Friday, April 10, 2009

Black Bean Cornbread - Take II

If you follow this blog regularly, you know my household is making some dietary adjustments because of my husband's recent heart procedure. I wrote my recipe, Black Bean Cornbread with Quick Chile Sauce long before we had to watch salt, sugar, and fat intakes (see 10/24/08 entry).
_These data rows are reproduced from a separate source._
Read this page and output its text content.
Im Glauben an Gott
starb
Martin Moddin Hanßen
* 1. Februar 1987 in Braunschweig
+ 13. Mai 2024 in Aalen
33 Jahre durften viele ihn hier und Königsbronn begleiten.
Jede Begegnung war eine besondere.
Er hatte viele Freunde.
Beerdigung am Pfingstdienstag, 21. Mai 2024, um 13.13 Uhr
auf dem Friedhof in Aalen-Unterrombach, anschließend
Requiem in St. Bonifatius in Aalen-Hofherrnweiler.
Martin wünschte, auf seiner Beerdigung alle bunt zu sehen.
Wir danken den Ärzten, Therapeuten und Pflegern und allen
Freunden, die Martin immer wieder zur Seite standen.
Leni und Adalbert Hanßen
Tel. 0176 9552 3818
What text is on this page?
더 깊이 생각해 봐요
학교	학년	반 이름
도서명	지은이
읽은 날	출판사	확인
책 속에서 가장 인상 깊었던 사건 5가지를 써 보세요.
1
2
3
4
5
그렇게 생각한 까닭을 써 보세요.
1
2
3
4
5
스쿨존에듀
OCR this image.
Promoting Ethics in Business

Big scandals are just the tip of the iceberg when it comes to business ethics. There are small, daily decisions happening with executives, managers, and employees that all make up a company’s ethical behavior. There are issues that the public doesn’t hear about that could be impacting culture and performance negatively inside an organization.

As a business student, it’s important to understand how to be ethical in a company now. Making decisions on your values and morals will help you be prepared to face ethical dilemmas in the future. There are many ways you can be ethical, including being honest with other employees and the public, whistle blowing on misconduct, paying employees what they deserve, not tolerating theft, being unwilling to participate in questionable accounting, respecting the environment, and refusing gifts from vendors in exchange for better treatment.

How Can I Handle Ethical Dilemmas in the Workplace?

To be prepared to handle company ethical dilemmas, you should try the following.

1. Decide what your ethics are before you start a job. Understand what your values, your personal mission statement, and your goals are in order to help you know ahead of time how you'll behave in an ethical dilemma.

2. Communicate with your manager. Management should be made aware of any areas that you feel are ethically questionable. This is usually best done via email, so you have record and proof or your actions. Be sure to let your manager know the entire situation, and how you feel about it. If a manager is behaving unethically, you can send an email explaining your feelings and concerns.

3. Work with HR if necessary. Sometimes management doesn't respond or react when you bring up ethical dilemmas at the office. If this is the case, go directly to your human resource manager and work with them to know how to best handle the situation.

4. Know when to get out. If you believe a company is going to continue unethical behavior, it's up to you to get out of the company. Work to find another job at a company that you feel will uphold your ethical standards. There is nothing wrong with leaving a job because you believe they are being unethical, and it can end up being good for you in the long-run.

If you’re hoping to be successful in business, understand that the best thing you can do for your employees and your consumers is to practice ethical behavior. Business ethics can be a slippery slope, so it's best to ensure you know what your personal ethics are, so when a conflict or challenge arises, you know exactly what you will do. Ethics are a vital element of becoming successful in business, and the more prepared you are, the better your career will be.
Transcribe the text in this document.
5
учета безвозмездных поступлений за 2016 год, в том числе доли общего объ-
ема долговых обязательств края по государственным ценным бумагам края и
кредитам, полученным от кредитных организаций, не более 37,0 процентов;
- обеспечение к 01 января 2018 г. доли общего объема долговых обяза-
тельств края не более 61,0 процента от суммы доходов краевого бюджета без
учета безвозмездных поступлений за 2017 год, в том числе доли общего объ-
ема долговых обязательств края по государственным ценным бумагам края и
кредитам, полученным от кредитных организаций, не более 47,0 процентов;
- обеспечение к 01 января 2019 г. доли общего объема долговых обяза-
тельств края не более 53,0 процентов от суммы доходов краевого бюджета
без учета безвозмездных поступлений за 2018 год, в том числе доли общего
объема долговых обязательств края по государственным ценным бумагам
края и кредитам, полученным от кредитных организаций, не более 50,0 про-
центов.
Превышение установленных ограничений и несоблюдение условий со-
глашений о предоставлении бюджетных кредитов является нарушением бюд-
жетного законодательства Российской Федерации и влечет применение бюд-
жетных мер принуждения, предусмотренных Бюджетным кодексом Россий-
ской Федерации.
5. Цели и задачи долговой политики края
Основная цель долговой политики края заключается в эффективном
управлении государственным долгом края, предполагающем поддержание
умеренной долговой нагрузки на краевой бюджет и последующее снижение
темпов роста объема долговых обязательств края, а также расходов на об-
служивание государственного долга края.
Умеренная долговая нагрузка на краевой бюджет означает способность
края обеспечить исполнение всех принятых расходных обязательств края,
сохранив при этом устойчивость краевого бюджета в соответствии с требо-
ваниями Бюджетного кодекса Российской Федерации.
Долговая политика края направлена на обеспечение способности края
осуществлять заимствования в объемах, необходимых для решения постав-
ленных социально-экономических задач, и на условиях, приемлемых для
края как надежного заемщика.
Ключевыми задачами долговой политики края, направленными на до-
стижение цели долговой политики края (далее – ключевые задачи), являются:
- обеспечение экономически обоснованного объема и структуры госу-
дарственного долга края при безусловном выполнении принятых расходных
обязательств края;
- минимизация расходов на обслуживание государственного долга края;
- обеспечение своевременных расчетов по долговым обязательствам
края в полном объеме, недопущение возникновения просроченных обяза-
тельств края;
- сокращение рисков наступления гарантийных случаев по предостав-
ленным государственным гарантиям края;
But with leftover cornbread, black beans, and low-fat organic mozzarella on hand, plus a quick grocery run to get canned green chiles, I revised this recipe a bit to make it more heart-healthy.

Black Bean Cornbread - Take II
Makes 5-6 large servings

1 red onion, diced fine
2/3 pan cornbread
1 tablespoon cooking oil
1 can black beans, drained

2, 4-ounce cans diced green chiles
(VOE- Interesting thing about these green chiles versus
the green chile sauce I previously used; 15 ounces of green chile sauce has 15% of the
RDA for salt, while two cans of chiles only has about 6%)

4 sandwich slices of low-fat mozzarella

Saute red onion over medium heat until limp; set aside. Puree green chiles in food processor; set aside. Slice cornbread in half between top and bottom 'crusts.' Place slices in a 9 x 13 baking pan beside each other.

Spread black beans evenly over cornbread and then spread red onion over beans. Spread green chile puree over beans and onion. Top with mozzarella.

Bake at 350 degrees for about half an hour. Garnish with cilantro and serve with stir-fried zucchini.